The Secret Service was charged in excess of the government-allowed rate when Eric Trump, the former president’s son and executive vice president of the Trump Organization, stayed in Washington, D.C. at the Trump-owned hotel with his wife Lara Trump, the House panel said. Citing new documents from the Secret Service, the Oversight Committee disclosed five stays at about three times the allowed rate.
When Donald Trump Jr. stayed at the Trump-owned hotel in Washington in 2017, the Secret Service was billed $1,185 a night, nearly six times the allowed per diem rate of $201 per night, according to the records released Monday. And when the then-president stayed at his Mar-a-Lago club in Florida, the Secret Service detail was charged nightly rates that were “nearly double” the per diem rate, the records showed.
The revelations come as Maloney seeks more answers from the Secret Service about taxpayer dollars spent at Trump Organization properties. She suggested in her letter that the records received by the committee were an incomplete snapshot of the agency’s expenses.
Secret Service spokesperson Steve Kopek said in a statement the agency received Maloney’s letter and “will respond directly to the committee with the requested information.”
Her latest inquiry is part of a long-running Oversight Committee investigation into allegations Trump personally profited from the presidency and created potential conflicts of interest through the Trump Organization’s businesses. Maloney gave the Secret Service until Oct. 31 to produce more information, including a full list of Secret Service stays at Trump Organization properties, the total amount paid by the agency for each stay and the nightly rate paid, among other documents.

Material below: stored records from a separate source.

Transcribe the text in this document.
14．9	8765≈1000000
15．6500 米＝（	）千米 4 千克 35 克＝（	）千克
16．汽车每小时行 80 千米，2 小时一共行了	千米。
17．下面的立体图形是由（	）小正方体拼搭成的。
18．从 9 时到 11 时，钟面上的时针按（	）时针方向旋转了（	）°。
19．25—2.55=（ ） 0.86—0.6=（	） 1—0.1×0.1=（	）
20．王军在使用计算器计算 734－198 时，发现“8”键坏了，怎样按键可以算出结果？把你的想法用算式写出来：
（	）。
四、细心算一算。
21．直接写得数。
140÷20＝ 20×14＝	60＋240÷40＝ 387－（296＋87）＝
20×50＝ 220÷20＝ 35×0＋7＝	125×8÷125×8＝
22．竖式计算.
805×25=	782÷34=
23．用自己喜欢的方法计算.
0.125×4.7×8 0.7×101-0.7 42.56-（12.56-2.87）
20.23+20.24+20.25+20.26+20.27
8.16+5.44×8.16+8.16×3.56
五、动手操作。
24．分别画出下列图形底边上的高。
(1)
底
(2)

The panel argued the records that it has unearthed contradicted previous claims by Eric Trump that federal employees traveling with Donald Trump — such as Secret Service agents — would stay “for free” or “at cost.” The Secret Service is given the authority to exceed government rates because of its protective missions, but its employees are required to document the request by filling out a “variance request,” many of which the House panel obtained during its inquiry.
The Trump Organization did not immediately respond to requests for comment.